By combining elements of these three models, a win-win situation should emerge: the vendor ensures that the development and integration costs are paid even in the event that the project is suspended or the technology is not adopted, and the company benefits from a flexible pricing model that is easier to swallow.  

 

Snags in common models

 

In practice, companies find it difficult to reach the optimal balance between these three pricing elements, and even harder to evaluate in advance the bottom-line cost of conversational AI technology. Businesses – in all stages of maturity – are being asked to dedicate budgets in a reality where technology is not mature enough, and its adoption and potential ROI – at least for the short term – are unknown.  

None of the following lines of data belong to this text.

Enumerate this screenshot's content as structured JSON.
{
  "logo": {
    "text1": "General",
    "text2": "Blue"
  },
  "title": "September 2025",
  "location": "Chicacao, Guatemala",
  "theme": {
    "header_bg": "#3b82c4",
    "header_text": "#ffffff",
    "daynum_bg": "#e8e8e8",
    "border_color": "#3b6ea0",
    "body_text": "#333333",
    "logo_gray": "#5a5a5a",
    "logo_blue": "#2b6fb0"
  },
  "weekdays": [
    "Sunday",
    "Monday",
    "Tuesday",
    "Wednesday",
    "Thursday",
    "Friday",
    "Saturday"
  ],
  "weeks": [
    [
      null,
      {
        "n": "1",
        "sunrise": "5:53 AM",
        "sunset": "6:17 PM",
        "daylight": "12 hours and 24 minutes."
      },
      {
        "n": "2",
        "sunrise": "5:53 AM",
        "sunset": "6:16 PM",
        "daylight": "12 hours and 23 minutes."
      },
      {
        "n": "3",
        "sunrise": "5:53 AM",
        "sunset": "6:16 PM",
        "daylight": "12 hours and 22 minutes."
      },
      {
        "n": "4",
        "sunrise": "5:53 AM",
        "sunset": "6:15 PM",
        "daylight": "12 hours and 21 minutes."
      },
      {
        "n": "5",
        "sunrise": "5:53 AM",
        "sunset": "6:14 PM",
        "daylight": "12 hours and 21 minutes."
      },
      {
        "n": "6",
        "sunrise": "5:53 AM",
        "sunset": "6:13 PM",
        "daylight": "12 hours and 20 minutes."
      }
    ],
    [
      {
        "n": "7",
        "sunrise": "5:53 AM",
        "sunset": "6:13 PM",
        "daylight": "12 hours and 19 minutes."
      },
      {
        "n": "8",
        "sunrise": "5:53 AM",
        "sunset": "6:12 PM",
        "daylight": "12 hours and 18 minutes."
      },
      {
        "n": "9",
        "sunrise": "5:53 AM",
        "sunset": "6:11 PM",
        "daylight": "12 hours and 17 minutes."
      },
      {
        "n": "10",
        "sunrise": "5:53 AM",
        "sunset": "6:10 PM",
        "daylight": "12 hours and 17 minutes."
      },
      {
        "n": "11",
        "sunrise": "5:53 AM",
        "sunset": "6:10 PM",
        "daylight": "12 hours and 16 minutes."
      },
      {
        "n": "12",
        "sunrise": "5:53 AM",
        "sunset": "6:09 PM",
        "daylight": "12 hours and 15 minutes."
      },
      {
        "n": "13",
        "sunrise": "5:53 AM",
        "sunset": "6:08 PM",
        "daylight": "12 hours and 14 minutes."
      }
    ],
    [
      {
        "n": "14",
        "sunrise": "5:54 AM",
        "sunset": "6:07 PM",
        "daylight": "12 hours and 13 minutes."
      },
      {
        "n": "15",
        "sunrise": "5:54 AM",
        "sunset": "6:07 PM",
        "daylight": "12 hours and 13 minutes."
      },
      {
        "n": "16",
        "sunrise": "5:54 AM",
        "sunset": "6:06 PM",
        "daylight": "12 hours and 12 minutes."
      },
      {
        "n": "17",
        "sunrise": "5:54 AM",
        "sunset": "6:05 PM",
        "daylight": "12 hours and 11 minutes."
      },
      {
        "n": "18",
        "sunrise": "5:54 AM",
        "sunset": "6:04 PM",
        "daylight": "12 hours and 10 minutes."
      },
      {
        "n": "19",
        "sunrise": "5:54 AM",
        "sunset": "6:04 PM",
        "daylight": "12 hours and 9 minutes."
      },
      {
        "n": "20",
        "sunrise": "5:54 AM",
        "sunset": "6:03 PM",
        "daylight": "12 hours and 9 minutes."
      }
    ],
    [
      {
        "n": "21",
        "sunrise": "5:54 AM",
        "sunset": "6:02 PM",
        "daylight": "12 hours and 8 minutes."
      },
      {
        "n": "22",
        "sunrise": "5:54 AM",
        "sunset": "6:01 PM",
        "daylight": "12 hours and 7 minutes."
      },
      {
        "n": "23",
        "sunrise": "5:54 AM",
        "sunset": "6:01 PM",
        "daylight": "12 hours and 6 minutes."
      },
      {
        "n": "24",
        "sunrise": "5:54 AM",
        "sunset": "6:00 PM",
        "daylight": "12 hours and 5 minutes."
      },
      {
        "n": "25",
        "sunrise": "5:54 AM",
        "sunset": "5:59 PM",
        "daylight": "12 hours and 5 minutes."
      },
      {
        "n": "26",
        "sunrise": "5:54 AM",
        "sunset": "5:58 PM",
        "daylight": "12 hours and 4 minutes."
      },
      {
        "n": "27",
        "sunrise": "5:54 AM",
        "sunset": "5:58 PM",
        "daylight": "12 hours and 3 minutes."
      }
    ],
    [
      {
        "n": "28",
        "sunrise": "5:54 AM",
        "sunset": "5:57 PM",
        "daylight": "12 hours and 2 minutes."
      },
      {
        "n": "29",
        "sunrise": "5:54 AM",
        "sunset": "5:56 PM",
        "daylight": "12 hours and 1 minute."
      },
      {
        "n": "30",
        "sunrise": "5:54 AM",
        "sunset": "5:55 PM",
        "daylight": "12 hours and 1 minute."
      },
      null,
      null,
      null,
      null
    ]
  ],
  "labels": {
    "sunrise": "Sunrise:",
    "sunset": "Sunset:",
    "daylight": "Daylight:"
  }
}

For example, some enterprises find it hard to justify an ‘implementation fee’ before knowing whether the chatbot will be adopted successfully. On the other hand, some enterprises are wary of locking themselves in to a long-term recurring subscription.

Still others prefer to avoid the consumption-based model with its potential to escalate costs unexpectedly if adoption is faster than anticipated, leading them to become victims of their own success. Similarly, they fear high consumption costs for sessions that are only partially-successful or even worse, totally unsuccessful.

 

Alternative models for chatbots pricing: Performance-based pricing

 

In light of the challenges involved with the common pricing models, new innovative pricing models have emerged that focus more on ensuring the enterprise’s success. These new models make it possible for businesses to more easily digest the cost of the chatbot due to minimized risk. Here are some examples of success-based models that have been making a splash in the market:

Successful consumption model – This model is similar to the traditional consumption-based model where the customer pays a fixed price per session with a bot, but with an important twist.  In this innovative model, the customer is charged only for successful sessions, with success defined through a number of variable options.

For example, if the conversation reaches a point where the customer receives a thank you page, or a survey link, to ensure that the customer has not bounced out the session before completion.

Contingency model – In this model, success is tied directly with the value generated from the conversation. For example, an enterprise will pay only when a technician dispatch or a call to a human agent was avoided. Another scenario is when success is tied with customer satisfaction – if the NPS score or survey results are positive, then the enterprise pays.

This model is becoming more and more common in the BPO domain, where the entire industry is shifting to success-based invoicing. If contingencies become the standard in agent outsourcing, it may be only a matter of time until it becomes a common model for virtual assistants as well.

Pay per box – With this model, the enterprise pays a set fee based on the number of products or services sold to customers. For example, for every $50 set top box a telecommunications company sells, it will pay the bot vendor $1 to support the device, regardless of how many sessions are generated. In this sense, the bot becomes part of the product package – right alongside the user manual.

In a service-based industry, for example, a utility may pay a set price per subscriber to its premium service.

 

Eyes open to the future

 

Assessing the financial value of conversational AI platforms – an emerging and promising technology – is complicated because it’s relatively new, and its success and maturity have yet to be fully proven.

While a number of pricing models are currently available, all entail a risk on the part of the enterprise. The key to facilitating the widespread adoption of virtual assistants is to formulate an optimal pricing structure that will support the enterprise in achieving success with the technology.